O artigo analisa o PL 4/25, que propõe ampliar as funções dos cartórios no novo CC, promovendo desjudicialização, segurança jurídica e eficiência no acesso à justiça
O PL 4/25, atualmente em análise no Senado Federal, propõe uma ampla reformulação do CC brasileiro. Trata-se ainda de uma iniciativa embrionária, formulada por comissão de juristas e sujeita a um processo legislativo complexo e de longo prazo, que certamente será objeto de intenso debate político, jurídico e social. Por se tratar de um projeto ainda em fase inicial, é possível – e até provável – que diversas de suas proposições sejam alteradas até sua eventual aprovação definitiva.
Mesmo assim, o texto apresentado oferece importantes indicativos sobre as diretrizes desejadas para o futuro da legislação civil brasileira, especialmente no que diz respeito à valorização dos serviços extrajudiciais e ao fortalecimento das competências dos cartórios. As medidas ali propostas se alinham com tendências contemporâneas de desjudicialização e eficiência procedimental, buscando maior segurança jurídica, celeridade e racionalidade administrativa.
Escritura pública e fortalecimento da segurança jurídico-patrimonial
Uma das mudanças mais significativas previstas no projeto é a obrigatoriedade de escritura pública para todas as transações imobiliárias, independentemente do valor envolvido. No CC atualmente em vigor, o art. 215 estabelece que o instrumento público é obrigatório para a validade de determinados atos jurídicos, como a compra e venda de imóveis com valor superior a 30 salários mínimos, servindo como meio legal de prova plena.
A proposta do novo CC aprofunda essa concepção ao estender a exigência da escritura pública a todas as transações imobiliárias, conferindo-lhe caráter universal.
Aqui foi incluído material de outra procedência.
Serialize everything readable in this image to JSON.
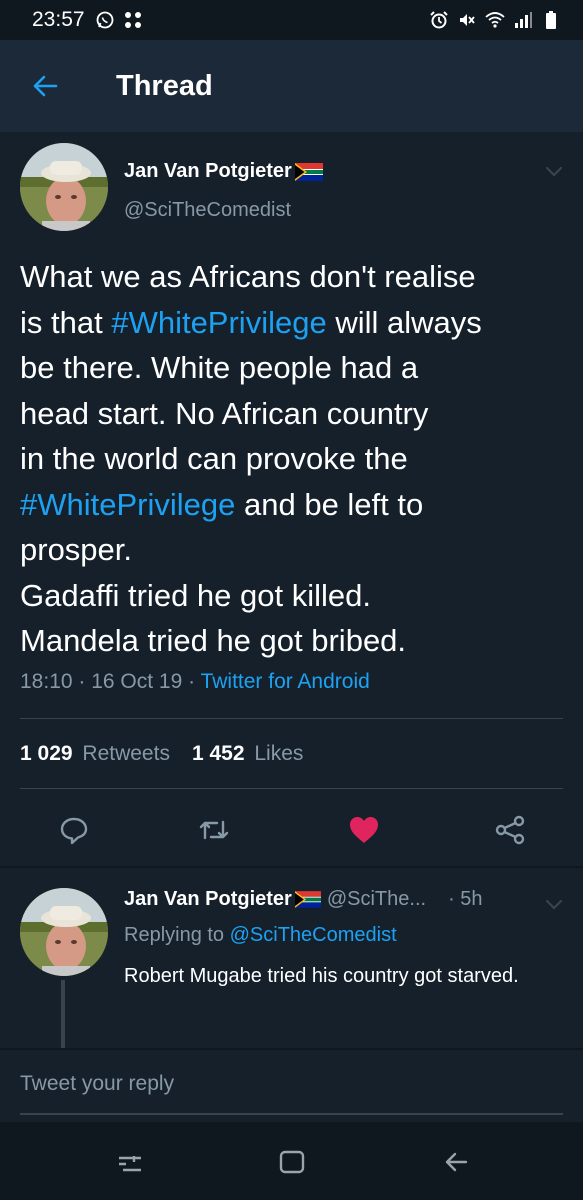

A medida visa proporcionar maior segurança jurídica aos atos negociais, assegurando que todas as partes envolvidas tenham plena ciência do conteúdo e das consequências jurídicas do negócio. Isso se coaduna com os princípios da boa-fé objetiva e da função social do contrato, além de reforçar a fé pública do notário, que atesta a identidade, a vontade e a capacidade dos contratantes.
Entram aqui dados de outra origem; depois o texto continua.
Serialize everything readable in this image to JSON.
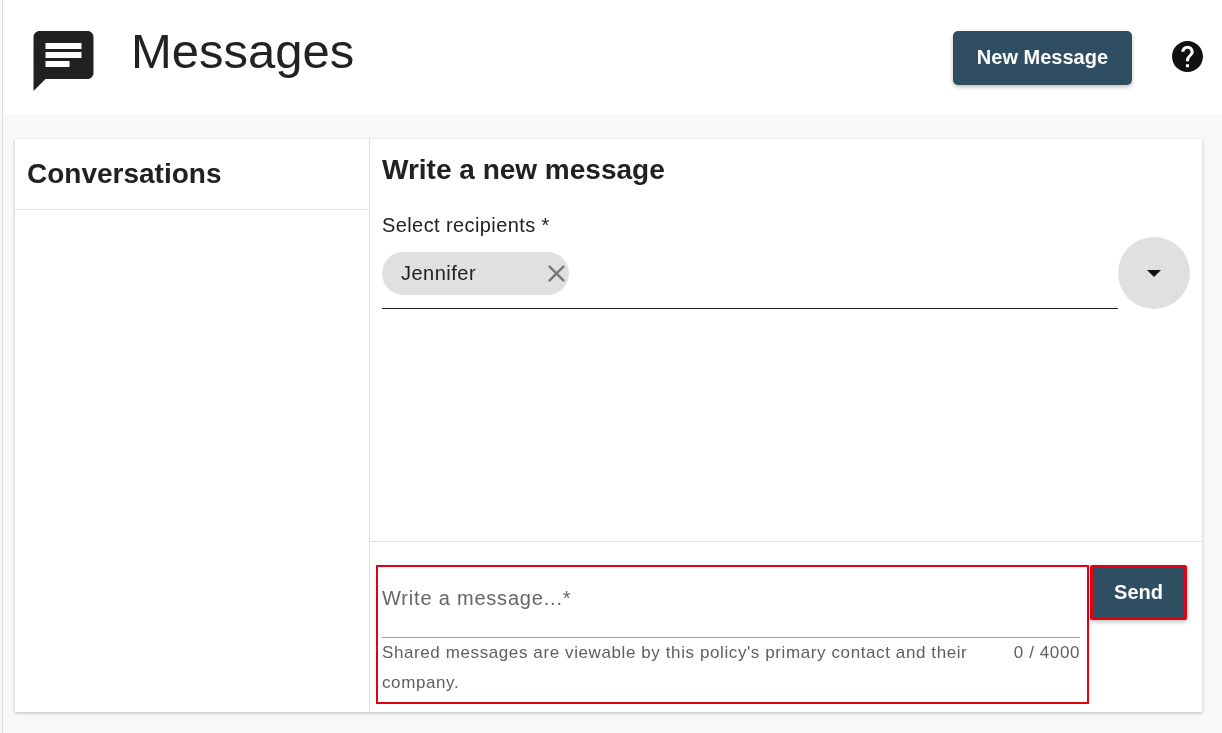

Essa ampliação da obrigatoriedade de escritura contribui significativamente para prevenir litígios futuros, reduzir fraudes documentais e fortalecer o sistema registral brasileiro. Além disso, torna o procedimento mais acessível e padronizado, permitindo maior transparência e previsibilidade nas operações imobiliárias.
Divórcio e dissolução de união estável por via unilateral: Implicações e benefícios
Outra inovação relevante consiste na atribuição aos cartórios da competência para realizar divórcios e dissoluções de união estável mesmo de maneira unilateral. Atualmente, esses procedimentos extrajudiciais dependem do consenso entre as partes. A proposta rompe com essa exigência, permitindo que, mesmo diante de uma vontade unilateral, o procedimento possa ser formalizado extrajudicialmente, desde que não envolva litígio sobre guarda, alimentos ou partilha.
Do ponto de vista jurídico-dogmático, essa inovação reafirma o princípio da autonomia da vontade nas relações familiares e patrimoniais, além de promover o direito fundamental ao livre desenvolvimento da personalidade, especialmente em relações conjugais encerradas de fato. O novo modelo contribui para uma abordagem mais eficiente e humanizada das dissoluções familiares, sem que o cidadão precise enfrentar a morosidade e a complexidade de um processo judicial.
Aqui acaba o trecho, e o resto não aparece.